Required Documentation

Asset Inventory: Portfolio Review

Most Expats will agree that coming home is way more shocking that leaving. Planning your financial details prior to return helps the reintegration process go smoothly. You will need energy to focus on the cultural reintegration – let us know that you are coming home and we can make sure no stone goes unturned.

Even as psychologists have developed an understanding of the personal and family characteristics that predict expatriate success, nagging questions remain. Likewise, few studies have explored how to prepare people for their return home–a time fraught with upheaval and, sometimes, disappointment. The biggest battle for people is not severing ties to Canada and moving half way across the world to another time zone – it is coming home.

Determination of Residency Status:

When you get into your car to travel to a new place, you may go to an online map site for directions. Applying that strategy on repatriation to Canada may help you reach financial destinations too. When driving, you need to consider many variables: traffic, the weather and gas are probably on your mind. When you chart your financial course upon return to Canada, you need to keep certain things in mind too.

How does the change in your tax status affect your current portfolio?

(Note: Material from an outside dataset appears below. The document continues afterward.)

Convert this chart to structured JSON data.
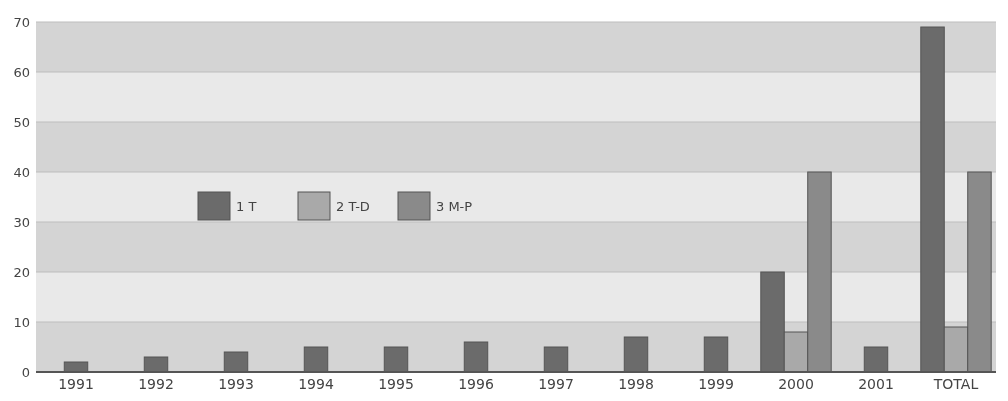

Is your personal Will in order, any changes to your estate planning needs?

How has your retirement strategy changed?  Identify your new financial priorities to help with your investment decision making process.

You can still reduce taxes on return and in the future as a resident of Canada.

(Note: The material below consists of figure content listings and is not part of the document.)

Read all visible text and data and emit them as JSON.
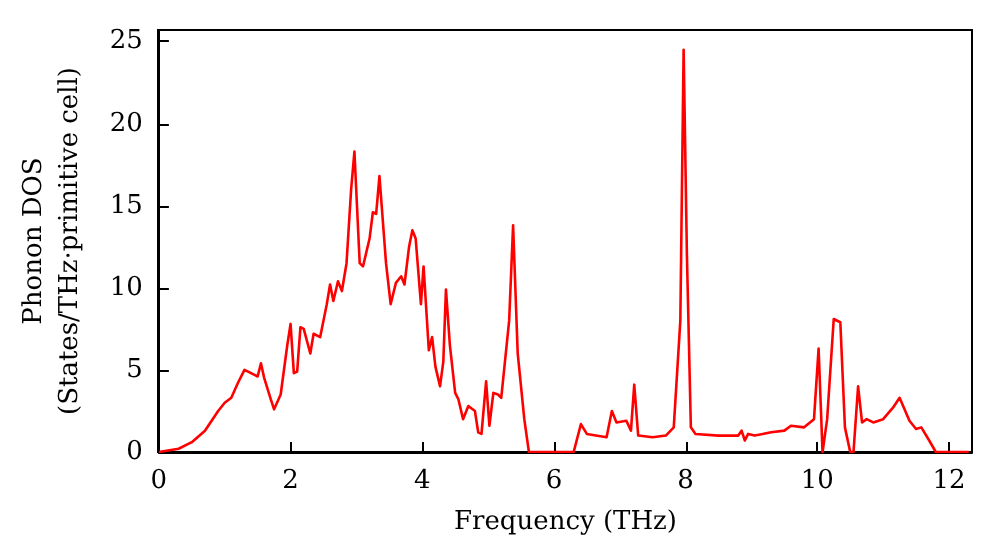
{
  "chart_data": {
    "type": "line",
    "xlabel": "Frequency (THz)",
    "ylabel": "Phonon DOS\n(States/THz·primitive cell)",
    "xlim": [
      0,
      12.35
    ],
    "xticks": [
      0,
      2,
      4,
      6,
      8,
      10,
      12
    ],
    "ylim": [
      0,
      25.7
    ],
    "yticks": [
      0,
      5,
      10,
      15,
      20,
      25
    ],
    "grid": false,
    "marker": "none",
    "line_style": "solid",
    "series": [
      {
        "color": "#ff0000",
        "x": [
          0,
          0.3,
          0.5,
          0.7,
          0.9,
          1.0,
          1.1,
          1.2,
          1.3,
          1.4,
          1.5,
          1.55,
          1.6,
          1.7,
          1.75,
          1.85,
          1.95,
          2.0,
          2.05,
          2.1,
          2.15,
          2.2,
          2.3,
          2.35,
          2.45,
          2.55,
          2.6,
          2.65,
          2.72,
          2.78,
          2.85,
          2.92,
          2.97,
          3.05,
          3.1,
          3.2,
          3.25,
          3.3,
          3.35,
          3.45,
          3.52,
          3.6,
          3.68,
          3.73,
          3.8,
          3.85,
          3.9,
          3.98,
          4.02,
          4.1,
          4.15,
          4.2,
          4.27,
          4.32,
          4.36,
          4.42,
          4.5,
          4.55,
          4.62,
          4.7,
          4.8,
          4.85,
          4.9,
          4.97,
          5.02,
          5.08,
          5.15,
          5.2,
          5.32,
          5.38,
          5.45,
          5.55,
          5.62,
          6.3,
          6.41,
          6.5,
          6.8,
          6.88,
          6.95,
          7.1,
          7.17,
          7.22,
          7.28,
          7.5,
          7.7,
          7.82,
          7.92,
          7.97,
          8.02,
          8.08,
          8.15,
          8.5,
          8.8,
          8.85,
          8.9,
          8.95,
          9.05,
          9.3,
          9.5,
          9.6,
          9.8,
          9.95,
          10.02,
          10.08,
          10.15,
          10.25,
          10.35,
          10.42,
          10.5,
          10.55,
          10.62,
          10.68,
          10.75,
          10.85,
          11.0,
          11.15,
          11.25,
          11.4,
          11.5,
          11.58,
          11.7,
          11.8,
          12.3
        ],
        "values": [
          0,
          0.2,
          0.6,
          1.3,
          2.5,
          3.0,
          3.3,
          4.2,
          5.0,
          4.8,
          4.6,
          5.4,
          4.5,
          3.2,
          2.6,
          3.5,
          6.5,
          7.8,
          4.8,
          4.9,
          7.6,
          7.5,
          6.0,
          7.2,
          7.0,
          9.0,
          10.2,
          9.2,
          10.4,
          9.8,
          11.5,
          16,
          18.3,
          11.5,
          11.3,
          13.0,
          14.6,
          14.5,
          16.8,
          11.5,
          9.0,
          10.3,
          10.7,
          10.2,
          12.5,
          13.5,
          13.0,
          9.0,
          11.3,
          6.2,
          7.0,
          5.2,
          4.0,
          5.5,
          9.9,
          6.5,
          3.6,
          3.2,
          2.0,
          2.8,
          2.5,
          1.2,
          1.1,
          4.3,
          1.6,
          3.6,
          3.5,
          3.3,
          8,
          13.8,
          6,
          2,
          0,
          0,
          1.7,
          1.1,
          0.9,
          2.5,
          1.8,
          1.9,
          1.3,
          4.1,
          1.0,
          0.9,
          1.0,
          1.5,
          8,
          24.5,
          12,
          1.5,
          1.1,
          1.0,
          1.0,
          1.3,
          0.7,
          1.1,
          1.0,
          1.2,
          1.3,
          1.6,
          1.5,
          2.0,
          6.3,
          0,
          2,
          8.1,
          7.9,
          1.5,
          0,
          0,
          4.0,
          1.8,
          2.0,
          1.8,
          2.0,
          2.7,
          3.3,
          1.9,
          1.4,
          1.5,
          0.7,
          0,
          0
        ]
      }
    ]
  }
}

Preparing thorough asset strategies (with full disclosure of the job opportunity and future plans) is critical. If this is overlooked, Expats may find themselves paying taxes on offshore earnings several years after they assumed that ties had been severed. Remember that as every case is different; avoid generic advice by former well meaning Expats.  Tax laws change continuously. We offer comprehensive services which address the big picture – ‘more than just tax’.

Working outside Canada does not necessarily mean taxes are not paid in Canada. Compared to Americans who are taxed on citizenship, Canadians are taxed on residency and often at a higher rate than UK or US residents. Do not assume that non-reporting of overseas income will remain undetected by CCRA.  In general, in determining whether or not a person is resident in Canada one must look to both factual tests relevant to common law rules (largely derived from UK tax cases) as well as statutory rules found in the Income Tax Act. In addition, in many cases “tie breaker” rules found in Canada’s tax treaties may also come into play. These rules are all discussed in general terms below.

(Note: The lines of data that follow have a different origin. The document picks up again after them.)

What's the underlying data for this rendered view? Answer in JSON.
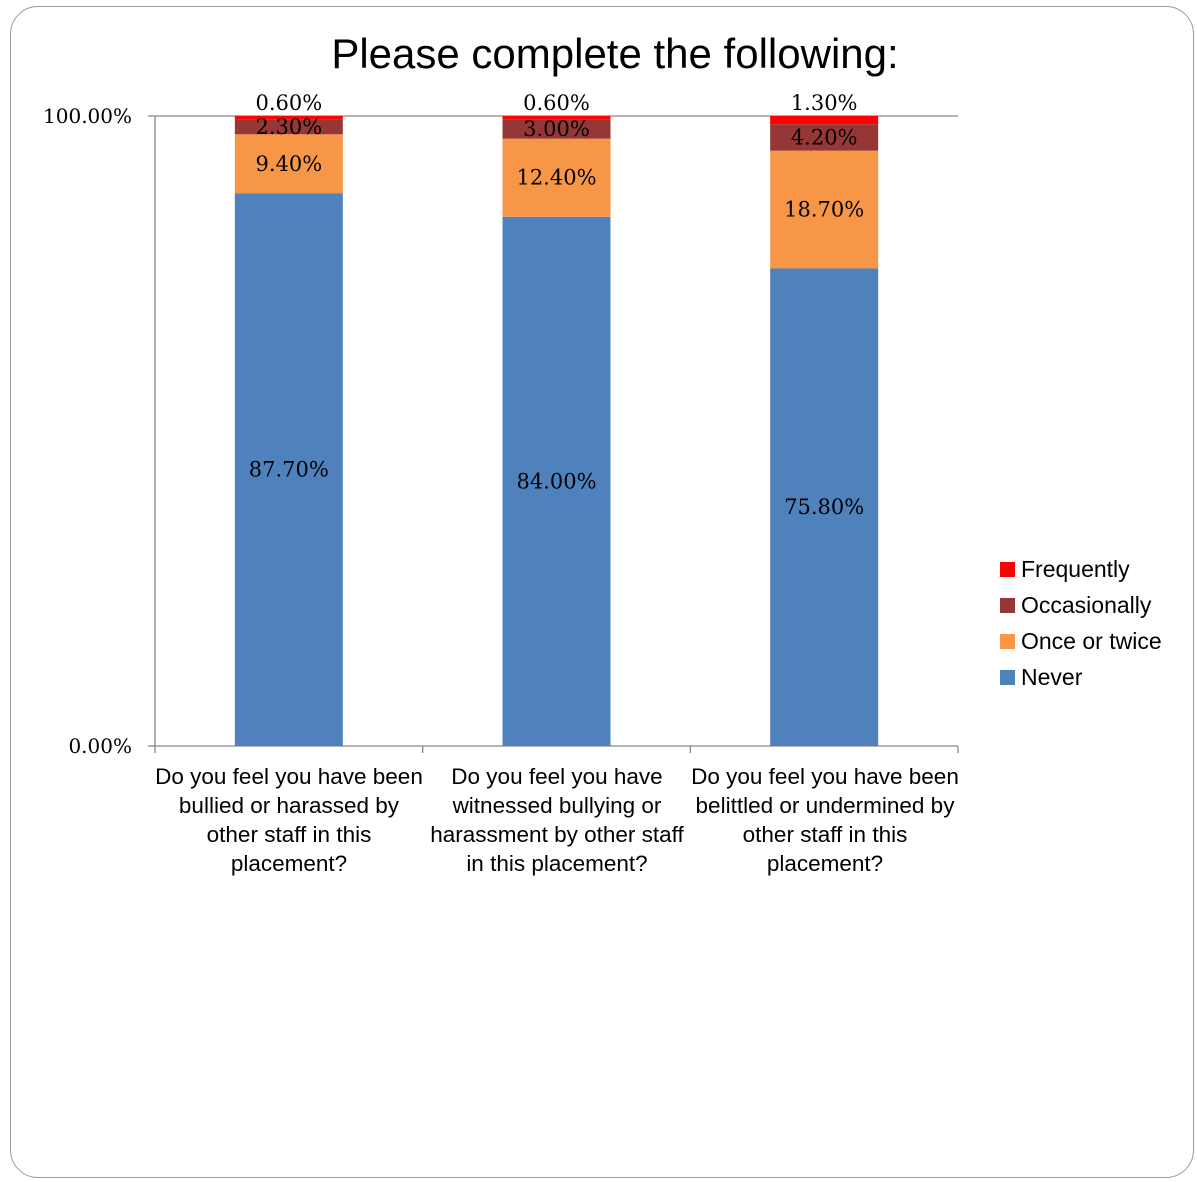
{
  "chart_data": {
    "type": "bar",
    "stacked": true,
    "title": "Please complete the following:",
    "xlabel": "",
    "ylabel": "",
    "ylim": [
      0,
      100
    ],
    "y_ticks": [
      "0.00%",
      "100.00%"
    ],
    "grid": false,
    "legend_position": "right",
    "categories": [
      "Do you feel you have been bullied or harassed by other staff in this placement?",
      "Do you feel you have witnessed bullying or harassment by other staff in this placement?",
      "Do you feel you have been belittled or undermined by other staff in this placement?"
    ],
    "series": [
      {
        "name": "Never",
        "color": "#4f81bd",
        "values": [
          87.7,
          84.0,
          75.8
        ],
        "labels": [
          "87.70%",
          "84.00%",
          "75.80%"
        ]
      },
      {
        "name": "Once or twice",
        "color": "#f79646",
        "values": [
          9.4,
          12.4,
          18.7
        ],
        "labels": [
          "9.40%",
          "12.40%",
          "18.70%"
        ]
      },
      {
        "name": "Occasionally",
        "color": "#953735",
        "values": [
          2.3,
          3.0,
          4.2
        ],
        "labels": [
          "2.30%",
          "3.00%",
          "4.20%"
        ]
      },
      {
        "name": "Frequently",
        "color": "#ff0000",
        "values": [
          0.6,
          0.6,
          1.3
        ],
        "labels": [
          "0.60%",
          "0.60%",
          "1.30%"
        ]
      }
    ],
    "legend_order": [
      "Frequently",
      "Occasionally",
      "Once or twice",
      "Never"
    ]
  }
}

An individual will be resident in Canada in a particular year if that individual is “ordinarily resident” in Canada in that year. Disputes with the Canada  Revenue Agency most often arise in this regard in connection with individuals who attempt to cease being in resident in Canada for tax purposes. The most significant of these rules is one that states that where, in any particular year, an individual “sojourns” in Canada for 183 days or more, that individual will be deemed to be resident in Canada throughout that particular taxation year. To “sojourn” is usually interpreted as being the equivalent of “visit” or “stay temporarily”.


There is little Canadian case law dealing with the residency of trusts for tax purposes. However, the general rule that most tax practitioners follow is that a trust will be considered to be resident where a majority of its trustees reside. The Canada  Revenue Agency’s views on the residency of trusts are summarized in Interpretation Bulletin IT-447.


Any corporation incorporated in Canada after April 26, 1965 is deemed to be resident in Canada. A corporation incorporated outside of Canada may still be considered to be resident in Canada if its “mind and management” or “central management and control” are situated in Canada. Normally, this is found in the place where the director’s meetings are held.

Application of Treaties:

Canada’s tax treaties generally have rules that come into play where a person would otherwise be considered to be resident in both Canada and the other country that is party to that treaty (“tie breaker rules”). In the case of individuals (other than trusts) these rules normally provide as follows:

  • If the individual has a permanent home available to him in one (but not both) of those countries, he shall be deemed to be resident in that country;
  • If the individual has a permanent home available to him in both or none of those countries he will be deemed to be resident in the country with which his personal and economic relations are closer (“centre of vital interests”);
  • If the country with which he has his centre of vital interests cannot be determined, he will be deemed to be resident in the country in which he has a habitual abode;
  • If he has an habitual abode in both or neither country, he will be deemed to be resident in the country of which he is a citizen; and
  • If he is a citizen of both or neither country, the “competent authorities” of both countries will settle the question by mutual agreement.